Lalu -hujan tidak terlihat menunjukkan tanda mau berhenti- petanda apa yang mudah dilihat, dibaca, di-apresiasi? mari liat profile picture/avatar di social media. Pesan di social media tidak melulu berupa status, timeline, etc. Tapi juga pesan non teks yang sengaja/sadar maupun tidak sengaja/tidak sadar dipajang. Ada kecenderungan pesan yang tidak sampai atau tidak ditanggapi diulang dan ditegaskan, bagian ini-lah perilaku petanda yang menarik untuk diamati.

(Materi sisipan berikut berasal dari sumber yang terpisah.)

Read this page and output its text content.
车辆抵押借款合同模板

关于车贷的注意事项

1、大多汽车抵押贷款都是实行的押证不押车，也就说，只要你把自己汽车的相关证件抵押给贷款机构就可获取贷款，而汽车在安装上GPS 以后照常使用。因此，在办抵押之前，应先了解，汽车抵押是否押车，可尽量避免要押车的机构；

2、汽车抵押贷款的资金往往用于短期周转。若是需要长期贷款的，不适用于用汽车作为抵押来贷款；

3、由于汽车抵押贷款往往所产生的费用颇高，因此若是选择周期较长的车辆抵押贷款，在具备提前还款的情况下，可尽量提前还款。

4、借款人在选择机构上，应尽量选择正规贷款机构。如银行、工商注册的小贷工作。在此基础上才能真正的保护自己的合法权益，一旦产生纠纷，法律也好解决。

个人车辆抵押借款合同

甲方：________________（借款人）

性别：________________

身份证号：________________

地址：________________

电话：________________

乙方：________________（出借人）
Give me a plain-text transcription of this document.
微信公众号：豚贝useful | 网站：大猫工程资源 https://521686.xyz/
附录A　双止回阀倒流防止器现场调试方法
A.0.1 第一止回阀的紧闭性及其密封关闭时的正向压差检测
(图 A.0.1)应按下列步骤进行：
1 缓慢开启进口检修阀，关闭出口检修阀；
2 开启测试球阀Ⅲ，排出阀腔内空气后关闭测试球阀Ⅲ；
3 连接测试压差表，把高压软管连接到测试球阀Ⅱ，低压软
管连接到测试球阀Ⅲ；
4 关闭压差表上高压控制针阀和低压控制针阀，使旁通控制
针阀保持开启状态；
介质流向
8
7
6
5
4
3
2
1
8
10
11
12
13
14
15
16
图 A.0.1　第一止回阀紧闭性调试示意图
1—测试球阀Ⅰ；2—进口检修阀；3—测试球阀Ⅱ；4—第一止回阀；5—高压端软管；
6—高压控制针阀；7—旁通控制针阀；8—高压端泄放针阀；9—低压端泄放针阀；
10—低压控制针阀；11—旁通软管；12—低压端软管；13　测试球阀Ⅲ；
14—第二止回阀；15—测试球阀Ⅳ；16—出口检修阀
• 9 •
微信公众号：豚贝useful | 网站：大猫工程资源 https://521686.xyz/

Lalu bagaimana caranya? Perhatikan pola -ini memang sejenis “pekerjaan” yang kurang kerjaan- dari beberapa profile picture/avatar teman anda, akan sangat mudah menemukan pola-pola tertentu, bisa pola yang menyangkut jumlah orang dalam satu frame, bisa juga menyangkut jarak shoot; LS-MS-CU, etc.

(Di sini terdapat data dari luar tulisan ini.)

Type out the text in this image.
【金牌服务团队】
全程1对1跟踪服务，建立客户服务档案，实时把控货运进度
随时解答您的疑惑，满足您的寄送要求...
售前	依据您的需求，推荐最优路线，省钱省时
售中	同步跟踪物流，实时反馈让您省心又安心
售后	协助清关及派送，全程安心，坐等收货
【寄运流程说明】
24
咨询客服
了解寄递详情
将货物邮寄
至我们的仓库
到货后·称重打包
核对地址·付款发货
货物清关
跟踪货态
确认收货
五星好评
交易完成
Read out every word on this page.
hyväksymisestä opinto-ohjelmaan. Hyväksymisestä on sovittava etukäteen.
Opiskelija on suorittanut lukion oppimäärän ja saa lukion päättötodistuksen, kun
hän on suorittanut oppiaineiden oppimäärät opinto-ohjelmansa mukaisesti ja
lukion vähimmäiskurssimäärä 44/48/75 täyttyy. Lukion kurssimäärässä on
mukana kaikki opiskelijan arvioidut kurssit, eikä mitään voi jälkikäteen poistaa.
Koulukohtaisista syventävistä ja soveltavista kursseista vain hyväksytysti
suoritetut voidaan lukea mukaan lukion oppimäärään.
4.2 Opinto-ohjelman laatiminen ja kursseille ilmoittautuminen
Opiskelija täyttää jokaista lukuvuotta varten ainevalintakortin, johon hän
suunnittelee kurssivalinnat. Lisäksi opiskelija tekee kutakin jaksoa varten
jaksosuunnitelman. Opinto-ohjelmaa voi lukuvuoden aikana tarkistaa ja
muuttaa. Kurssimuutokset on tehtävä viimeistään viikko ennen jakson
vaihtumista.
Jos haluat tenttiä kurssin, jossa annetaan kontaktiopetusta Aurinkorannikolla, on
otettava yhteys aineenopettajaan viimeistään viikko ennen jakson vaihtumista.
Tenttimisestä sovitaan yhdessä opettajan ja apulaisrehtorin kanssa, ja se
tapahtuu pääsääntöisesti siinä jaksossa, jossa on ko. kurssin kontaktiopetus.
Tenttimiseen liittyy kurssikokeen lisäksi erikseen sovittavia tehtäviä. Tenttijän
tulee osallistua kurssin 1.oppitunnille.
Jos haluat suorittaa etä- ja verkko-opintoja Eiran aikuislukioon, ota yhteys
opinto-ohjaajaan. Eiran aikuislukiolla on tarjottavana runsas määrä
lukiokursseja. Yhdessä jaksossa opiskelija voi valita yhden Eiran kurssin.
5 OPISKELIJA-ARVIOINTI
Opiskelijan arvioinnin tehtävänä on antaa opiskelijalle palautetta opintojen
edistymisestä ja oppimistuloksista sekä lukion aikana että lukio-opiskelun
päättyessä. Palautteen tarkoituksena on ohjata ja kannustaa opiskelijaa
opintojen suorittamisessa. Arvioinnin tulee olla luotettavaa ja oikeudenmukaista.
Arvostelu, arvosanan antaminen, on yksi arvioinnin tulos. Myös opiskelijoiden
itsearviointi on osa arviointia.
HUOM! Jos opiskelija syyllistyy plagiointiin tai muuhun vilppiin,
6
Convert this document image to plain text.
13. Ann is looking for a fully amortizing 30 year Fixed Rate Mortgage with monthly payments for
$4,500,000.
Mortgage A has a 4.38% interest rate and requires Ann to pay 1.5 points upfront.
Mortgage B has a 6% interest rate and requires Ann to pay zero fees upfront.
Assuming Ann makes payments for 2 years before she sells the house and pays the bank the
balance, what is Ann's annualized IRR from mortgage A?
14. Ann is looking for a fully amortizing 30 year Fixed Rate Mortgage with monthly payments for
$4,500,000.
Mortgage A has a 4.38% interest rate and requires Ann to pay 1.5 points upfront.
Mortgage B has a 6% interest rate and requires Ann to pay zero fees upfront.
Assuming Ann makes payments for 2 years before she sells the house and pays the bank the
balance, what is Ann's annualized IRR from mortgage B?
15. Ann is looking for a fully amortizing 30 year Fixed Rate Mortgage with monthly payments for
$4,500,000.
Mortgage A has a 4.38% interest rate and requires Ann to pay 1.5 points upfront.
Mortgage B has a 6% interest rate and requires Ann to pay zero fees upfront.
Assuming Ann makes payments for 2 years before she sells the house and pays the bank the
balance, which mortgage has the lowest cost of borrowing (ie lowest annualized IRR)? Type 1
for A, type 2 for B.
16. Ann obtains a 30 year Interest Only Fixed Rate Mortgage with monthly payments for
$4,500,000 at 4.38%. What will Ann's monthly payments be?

Pola PP seorang teman saia ada yang seperti ini; shoot: middle shoot dalam ruang, sendiri, dengan 1 properti dominan, dan space tersisa yang cukup luas.. Setiap orang punya pola berulang, kemudian apa sebenarnya pesan yang disampaikan? Kita harus kembali ke pernyataan paling awal, tentang pengetahuan memberi ‘batas’ terhadap apresiasi/pembacaan makna.
Maka untuk pola seperti itu, dengan pengetahuan dangkal saia, pesan yang terbaca adalah kesenyapan yang getir.
wallahua’lam bissawab.







wah saya juga tuh sering pake foto PP seperti itu. ndak nyangka bahkan foto profil/avatar bisa punya makna seperti lukisan.
semua tindak itu punya pesan kawan, dan setiap pesan itu punya makna, nahh.. pemaknaan itu kemudian bisa beragam, tergantung “tingkat pencapaian” pembaca pesan.